It only makes sense that as the community of Spark contributors got bigger the project would get even more ambitious. So when Spark 2.0 comes out in a matter of weeks it’s going to have at least three robust new features, according to Ion Stoica, the founder of Databricks and keynote speaker at Apache Big Data in Vancouver on Tuesday afternoon.
“Spark 2.0 is about taking what has worked and what we have learned from the users and making it even better,” Stoica said.

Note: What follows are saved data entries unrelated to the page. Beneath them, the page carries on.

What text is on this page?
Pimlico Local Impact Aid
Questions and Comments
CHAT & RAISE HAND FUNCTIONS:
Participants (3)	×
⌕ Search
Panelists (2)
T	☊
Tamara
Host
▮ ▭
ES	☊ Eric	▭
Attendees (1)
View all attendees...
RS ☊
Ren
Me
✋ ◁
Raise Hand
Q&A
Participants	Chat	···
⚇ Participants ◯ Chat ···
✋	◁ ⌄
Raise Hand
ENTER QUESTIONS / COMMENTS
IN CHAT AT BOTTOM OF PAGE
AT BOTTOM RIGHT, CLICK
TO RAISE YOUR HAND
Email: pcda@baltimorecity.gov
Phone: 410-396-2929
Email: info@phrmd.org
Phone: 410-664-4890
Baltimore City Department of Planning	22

Queries will be more performant - the goal is 10x faster - through the success of Project Tungsten, an ongoing effort which set out to improve the efficiency of memory and CPU for applications. The three ways it’s succeeded is through cache-aware computation that uses algorithms and data structures to exploit memory hierarchy, code generation to exploit modern compilers and CPUs, and using application semantics to eliminate memory getting bogged down on garbage collection and the JVM object model.

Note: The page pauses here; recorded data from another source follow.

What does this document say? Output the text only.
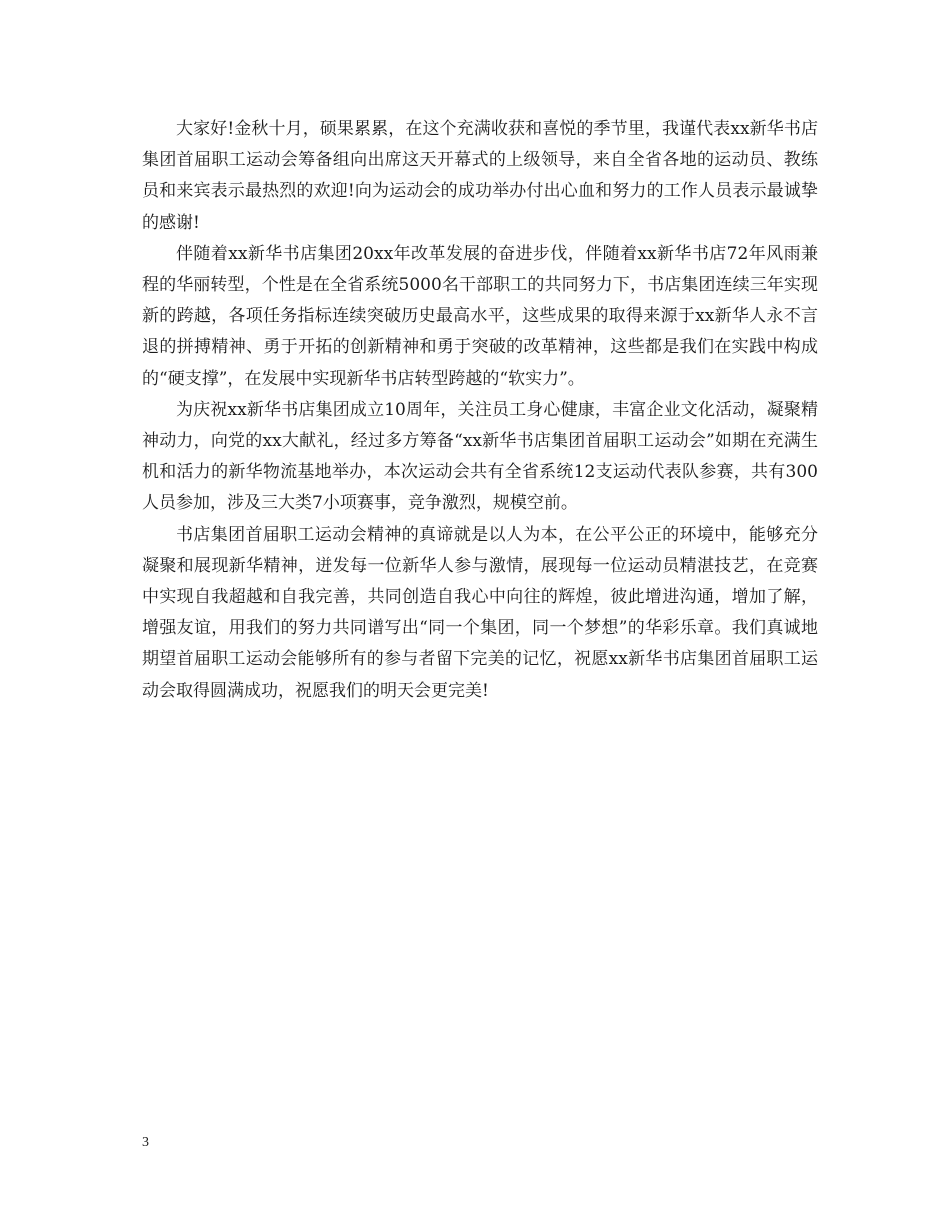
大家好!金秋十月，硕果累累，在这个充满收获和喜悦的季节里，我谨代表xx新华书店集团首届职工运动会筹备组向出席这天开幕式的上级领导，来自全省各地的运动员、教练员和来宾表示最热烈的欢迎!向为运动会的成功举办付出心血和努力的工作人员表示最诚挚的感谢!

伴随着xx新华书店集团20xx年改革发展的奋进步伐，伴随着xx新华书店72年风雨兼程的华丽转型，个性是在全省系统5000名干部职工的共同努力下，书店集团连续三年实现新的跨越，各项任务指标连续突破历史最高水平，这些成果的取得来源于xx新华人永不言退的拼搏精神、勇于开拓的创新精神和勇于突破的改革精神，这些都是我们在实践中构成的“硬支撑”，在发展中实现新华书店转型跨越的“软实力”。

为庆祝xx新华书店集团成立10周年，关注员工身心健康，丰富企业文化活动，凝聚精神动力，向党的xx大献礼，经过多方筹备“xx新华书店集团首届职工运动会”如期在充满生机和活力的新华物流基地举办，本次运动会共有全省系统12支运动代表队参赛，共有300人员参加，涉及三大类7小项赛事，竞争激烈，规模空前。

书店集团首届职工运动会精神的真谛就是以人为本，在公平公正的环境中，能够充分凝聚和展现新华精神，迸发每一位新华人参与激情，展现每一位运动员精湛技艺，在竞赛中实现自我超越和自我完善，共同创造自我心中向往的辉煌，彼此增进沟通，增加了解，增强友谊，用我们的努力共同谱写出“同一个集团，同一个梦想”的华彩乐章。我们真诚地期望首届职工运动会能够所有的参与者留下完美的记忆，祝愿xx新华书店集团首届职工运动会取得圆满成功，祝愿我们的明天会更完美!

3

“The more semantics you know the better you can optimize the applications,” Stoica said.
Spark 2.0 will ship with even more components from Project Tungsten, which has been rolling out in pieces, across multiple releases, since Spark 1.4 about a year ago.

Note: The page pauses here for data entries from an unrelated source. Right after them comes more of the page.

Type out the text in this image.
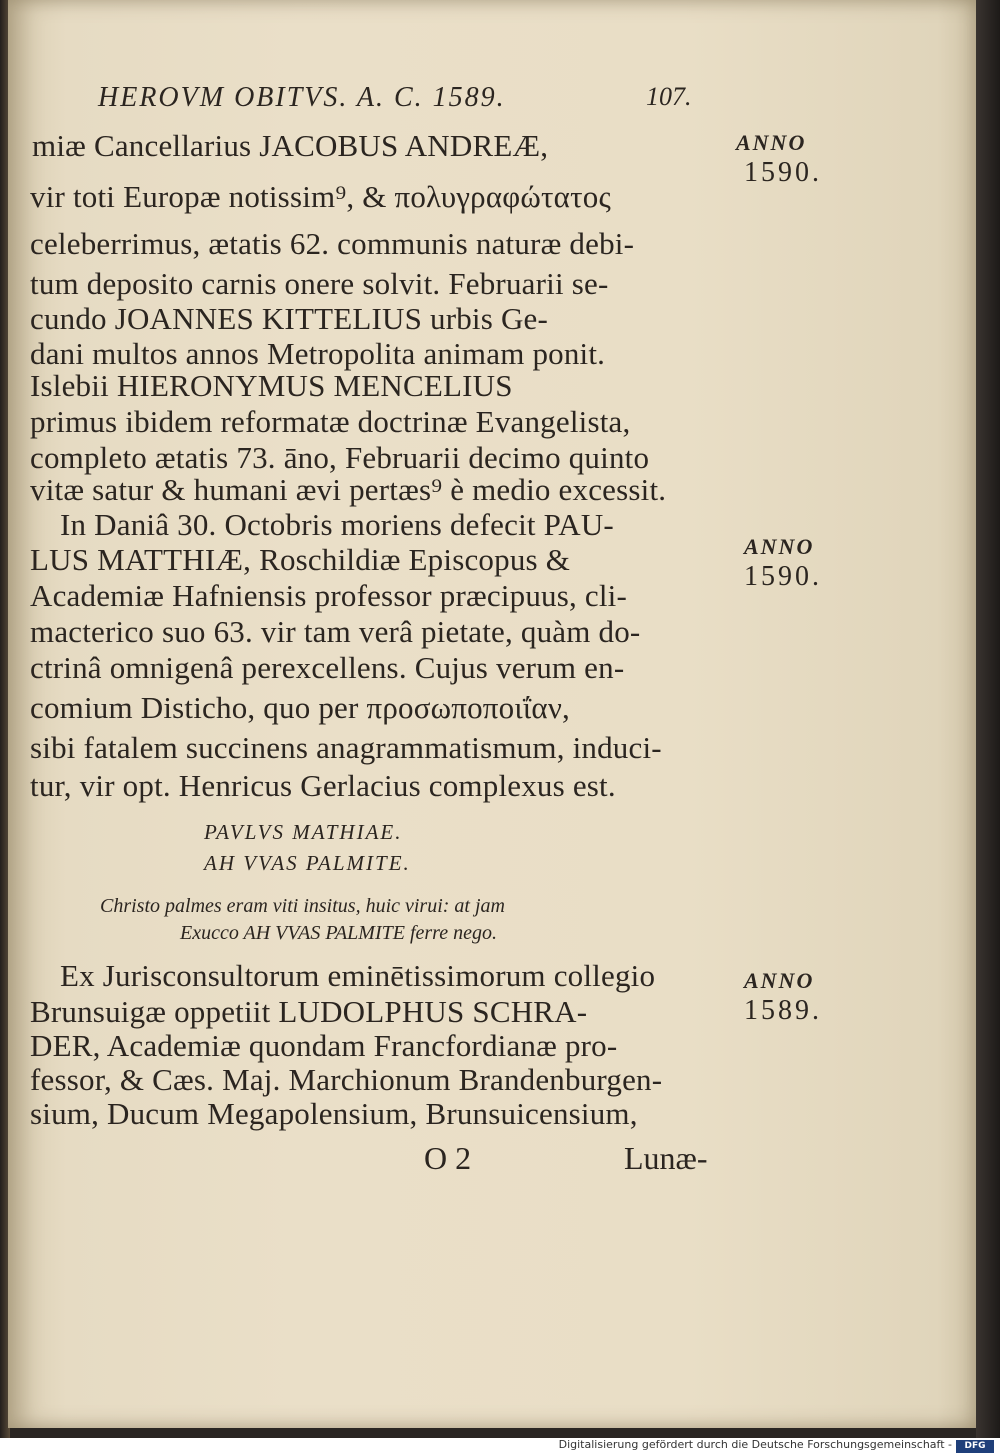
HEROVM OBITVS. A. C. 1589.	107.
miæ Cancellarius JACOBUS ANDREÆ,
vir toti Europæ notissim⁹, & πολυγραφώτατος
celeberrimus, ætatis 62. communis naturæ debi-
tum deposito carnis onere solvit. Februarii se-
cundo JOANNES KITTELIUS urbis Ge-
dani multos annos Metropolita animam ponit.
Islebii HIERONYMUS MENCELIUS
primus ibidem reformatæ doctrinæ Evangelista,
completo ætatis 73. āno, Februarii decimo quinto
vitæ satur & humani ævi pertæs⁹ è medio excessit.
In Daniâ 30. Octobris moriens defecit PAU-
LUS MATTHIÆ, Roschildiæ Episcopus &
Academiæ Hafniensis professor præcipuus, cli-
macterico suo 63. vir tam verâ pietate, quàm do-
ctrinâ omnigenâ perexcellens. Cujus verum en-
comium Disticho, quo per προσωποποιΐαν,
sibi fatalem succinens anagrammatismum, induci-
tur, vir opt. Henricus Gerlacius complexus est.
PAVLVS MATHIAE.
AH VVAS PALMITE.
Christo palmes eram viti insitus, huic virui: at jam
Exucco AH VVAS PALMITE ferre nego.
Ex Jurisconsultorum eminētissimorum collegio
Brunsuigæ oppetiit LUDOLPHUS SCHRA-
DER, Academiæ quondam Francfordianæ pro-
fessor, & Cæs. Maj. Marchionum Brandenburgen-
sium, Ducum Megapolensium, Brunsuicensium,
O 2	Lunæ-
ANNO
1590.
ANNO
1590.
ANNO
1589.
Digitalisierung gefördert durch die Deutsche Forschungsgemeinschaft -	DFG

Spark 2.0 will also feature improved APIs to make it “even easier” to write applications for Spark, a feature for the influx of data scientists that are now using Spark who aren’t necessarily full-blown developers and database admins. Part of this feature is the introduction of the Dataset API. Datasets are static typed extensions that use Resilient Distributed Dataset (RDD)-like operations, and when added to Spark’s dataframes, it creates a best-of-both-worlds approach.